Let me tell you-- it is not easy in a system where burnout and turnover are high to keep your motivations high and/or focused. It sometimes seems as though the squeaky wheel will get the oil and the rest, who are kind of getting by independently, will just kind of be left in limbo.
Those of you who know me know that I love a challenge. I also need to be busy. Like crazy busy. It forces time management while pushing negative stagnant thoughts & attitudes right out of my brain. For example, I planned our wedding while working full time and going to grad school. And loved it. Sure, it was kind of a haze at times, but that's because I procrastinated like crazy when it came to deadlines. I work well under pressure.

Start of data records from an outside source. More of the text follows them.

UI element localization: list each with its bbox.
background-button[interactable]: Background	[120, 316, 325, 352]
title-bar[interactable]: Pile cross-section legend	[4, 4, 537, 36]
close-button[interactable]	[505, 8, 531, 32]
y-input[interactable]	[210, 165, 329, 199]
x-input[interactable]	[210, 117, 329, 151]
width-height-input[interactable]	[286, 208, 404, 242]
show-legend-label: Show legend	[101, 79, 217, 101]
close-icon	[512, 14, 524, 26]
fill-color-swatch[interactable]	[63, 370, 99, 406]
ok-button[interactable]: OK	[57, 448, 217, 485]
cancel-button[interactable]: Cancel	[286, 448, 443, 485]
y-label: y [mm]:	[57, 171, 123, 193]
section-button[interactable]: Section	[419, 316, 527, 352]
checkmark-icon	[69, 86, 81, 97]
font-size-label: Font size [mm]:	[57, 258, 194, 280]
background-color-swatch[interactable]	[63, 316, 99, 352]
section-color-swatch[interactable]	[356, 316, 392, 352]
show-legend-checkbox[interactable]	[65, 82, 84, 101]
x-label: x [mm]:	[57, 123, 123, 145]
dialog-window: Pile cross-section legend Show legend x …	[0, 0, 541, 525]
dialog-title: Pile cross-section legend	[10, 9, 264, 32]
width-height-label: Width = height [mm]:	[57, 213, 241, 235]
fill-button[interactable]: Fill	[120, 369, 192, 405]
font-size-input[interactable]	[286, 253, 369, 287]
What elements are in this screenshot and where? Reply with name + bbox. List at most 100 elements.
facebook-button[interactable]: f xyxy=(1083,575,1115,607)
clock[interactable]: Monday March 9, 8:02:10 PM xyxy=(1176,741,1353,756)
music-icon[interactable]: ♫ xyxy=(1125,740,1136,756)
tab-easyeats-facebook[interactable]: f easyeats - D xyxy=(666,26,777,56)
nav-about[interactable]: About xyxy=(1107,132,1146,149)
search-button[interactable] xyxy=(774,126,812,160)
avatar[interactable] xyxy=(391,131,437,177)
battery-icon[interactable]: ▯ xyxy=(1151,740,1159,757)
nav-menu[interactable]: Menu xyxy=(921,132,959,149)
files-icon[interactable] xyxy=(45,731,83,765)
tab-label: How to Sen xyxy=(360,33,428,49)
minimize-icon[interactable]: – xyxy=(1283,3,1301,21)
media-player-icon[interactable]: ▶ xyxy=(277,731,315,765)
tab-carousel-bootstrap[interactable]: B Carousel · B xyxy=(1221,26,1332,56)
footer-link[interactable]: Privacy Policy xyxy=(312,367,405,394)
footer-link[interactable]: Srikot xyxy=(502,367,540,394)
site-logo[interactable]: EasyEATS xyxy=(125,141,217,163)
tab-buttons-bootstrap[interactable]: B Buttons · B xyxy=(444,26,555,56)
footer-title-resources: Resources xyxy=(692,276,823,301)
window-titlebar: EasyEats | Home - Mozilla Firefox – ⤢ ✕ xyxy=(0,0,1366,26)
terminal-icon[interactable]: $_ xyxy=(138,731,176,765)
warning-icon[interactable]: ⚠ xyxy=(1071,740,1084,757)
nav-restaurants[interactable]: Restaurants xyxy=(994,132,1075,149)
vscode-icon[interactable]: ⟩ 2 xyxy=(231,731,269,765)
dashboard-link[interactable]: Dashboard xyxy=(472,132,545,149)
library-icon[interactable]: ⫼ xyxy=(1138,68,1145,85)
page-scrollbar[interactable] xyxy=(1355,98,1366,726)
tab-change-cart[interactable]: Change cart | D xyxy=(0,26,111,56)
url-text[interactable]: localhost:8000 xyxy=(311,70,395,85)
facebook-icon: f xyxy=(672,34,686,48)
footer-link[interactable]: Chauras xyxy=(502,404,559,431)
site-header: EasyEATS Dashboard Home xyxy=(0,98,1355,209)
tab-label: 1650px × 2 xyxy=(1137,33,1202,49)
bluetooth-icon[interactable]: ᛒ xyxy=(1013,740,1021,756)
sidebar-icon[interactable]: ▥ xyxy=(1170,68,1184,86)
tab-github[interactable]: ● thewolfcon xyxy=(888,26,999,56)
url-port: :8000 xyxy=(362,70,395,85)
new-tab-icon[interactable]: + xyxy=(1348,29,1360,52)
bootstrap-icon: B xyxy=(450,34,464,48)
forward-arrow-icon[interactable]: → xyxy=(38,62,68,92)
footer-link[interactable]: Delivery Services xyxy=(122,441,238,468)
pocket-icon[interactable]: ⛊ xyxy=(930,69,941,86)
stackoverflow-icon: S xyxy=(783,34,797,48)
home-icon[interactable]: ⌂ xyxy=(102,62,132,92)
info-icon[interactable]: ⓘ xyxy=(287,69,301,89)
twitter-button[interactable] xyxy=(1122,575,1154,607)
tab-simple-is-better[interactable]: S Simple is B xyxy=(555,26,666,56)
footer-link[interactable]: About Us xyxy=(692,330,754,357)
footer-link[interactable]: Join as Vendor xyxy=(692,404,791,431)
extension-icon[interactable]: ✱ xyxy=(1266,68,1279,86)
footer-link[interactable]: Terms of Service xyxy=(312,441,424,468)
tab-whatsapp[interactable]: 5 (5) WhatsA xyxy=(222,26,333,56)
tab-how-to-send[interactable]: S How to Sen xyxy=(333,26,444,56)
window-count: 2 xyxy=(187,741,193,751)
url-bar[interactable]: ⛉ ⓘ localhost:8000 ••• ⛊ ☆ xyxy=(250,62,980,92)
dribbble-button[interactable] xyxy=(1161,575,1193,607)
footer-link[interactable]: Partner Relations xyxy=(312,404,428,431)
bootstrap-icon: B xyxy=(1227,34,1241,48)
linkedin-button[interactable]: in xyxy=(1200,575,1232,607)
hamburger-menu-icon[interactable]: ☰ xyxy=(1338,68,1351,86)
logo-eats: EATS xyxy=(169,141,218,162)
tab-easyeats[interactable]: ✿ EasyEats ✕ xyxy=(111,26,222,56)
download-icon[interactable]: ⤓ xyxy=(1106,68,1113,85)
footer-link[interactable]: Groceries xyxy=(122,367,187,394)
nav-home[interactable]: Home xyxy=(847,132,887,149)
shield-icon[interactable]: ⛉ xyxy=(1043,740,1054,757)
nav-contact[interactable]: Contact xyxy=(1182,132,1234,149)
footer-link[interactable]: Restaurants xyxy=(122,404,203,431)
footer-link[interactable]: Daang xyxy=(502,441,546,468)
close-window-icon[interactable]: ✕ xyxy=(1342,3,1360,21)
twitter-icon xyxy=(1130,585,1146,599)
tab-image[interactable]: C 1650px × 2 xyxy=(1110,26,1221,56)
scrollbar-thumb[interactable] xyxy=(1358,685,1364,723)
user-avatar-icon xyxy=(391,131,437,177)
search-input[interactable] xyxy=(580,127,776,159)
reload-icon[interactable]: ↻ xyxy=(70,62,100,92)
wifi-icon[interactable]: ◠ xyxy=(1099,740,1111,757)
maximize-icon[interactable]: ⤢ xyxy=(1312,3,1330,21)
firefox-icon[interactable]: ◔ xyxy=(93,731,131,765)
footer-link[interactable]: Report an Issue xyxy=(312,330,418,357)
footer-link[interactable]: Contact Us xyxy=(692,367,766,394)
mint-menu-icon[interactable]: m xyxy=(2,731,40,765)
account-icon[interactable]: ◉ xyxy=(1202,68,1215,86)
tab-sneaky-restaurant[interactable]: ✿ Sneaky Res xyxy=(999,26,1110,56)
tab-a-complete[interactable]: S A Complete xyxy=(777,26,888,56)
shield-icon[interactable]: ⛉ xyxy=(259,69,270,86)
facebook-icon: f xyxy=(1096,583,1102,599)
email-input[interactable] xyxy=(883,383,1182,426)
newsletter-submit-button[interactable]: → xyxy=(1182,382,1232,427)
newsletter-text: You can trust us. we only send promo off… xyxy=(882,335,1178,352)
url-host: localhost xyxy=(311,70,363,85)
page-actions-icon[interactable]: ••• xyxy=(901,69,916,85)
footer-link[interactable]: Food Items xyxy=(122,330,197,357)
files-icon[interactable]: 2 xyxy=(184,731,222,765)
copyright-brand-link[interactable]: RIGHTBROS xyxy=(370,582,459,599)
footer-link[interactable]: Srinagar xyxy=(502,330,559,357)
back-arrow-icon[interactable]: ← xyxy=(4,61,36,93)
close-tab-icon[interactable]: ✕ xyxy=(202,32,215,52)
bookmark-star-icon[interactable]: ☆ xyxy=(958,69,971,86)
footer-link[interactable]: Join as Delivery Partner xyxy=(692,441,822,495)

Did you just hear the opening beats to Under Pressure? If we were together, I'd sing it to you.
My point, though very much buried under that rant, is that sometimes I just need someone to recharge my batteries and remind me why I do the work I do! Most times, I can be that person. I can usually see that I'm sliding and I have a few quick fixes:
1. Get into the classroom. When I spend time with the children at our site, my batteries are quickly charged and my fire is fanned. I usually leave the classrooms feeling inspired and ready to take on the afternoon. Those tiny humans are the reason I have a job & they deserve the best educare experience possible. (Isn't that a great word!? I'm smitten.)
2. Find a colleague -- coworker or not. I have a few people whom I can share my lack of motivation with and others will just see it as I'm lazy or not doing my job. While those are perfectly acceptable conclusions, they're just that. I am so thankful for my network of support. Coffee dates have honestly kept me from quitting and working at a coffee shop on numerous occasions.
I am incredibly fortunate to supervise a small site. I offer 24 Early Head Start slots for children birth to three. I have a great teaching staff who (for the most part) get the children they serve; they understand why their work is important and they strive to be the best.
Child care is a rough business to be in, much less to manage. No one goes into this career with visions of money or glory; I think, for the most part, people do it to be the change they wish to see. And if they're doing it for reasons like money, they really need to move along because those are the people who are causing the burnout.
I pour myself into my work; I spent most of my waking hours thinking about work either consciously or subconsciously. My kids, families, and teachers are always on my mind and I refuse to give them anything less than I would expect from a director. I wont ask them to do things I wouldn't do myself. Giving so much of myself occasionally leads to exhaustion and I step back and recharge.
And then I move forward. No matter what.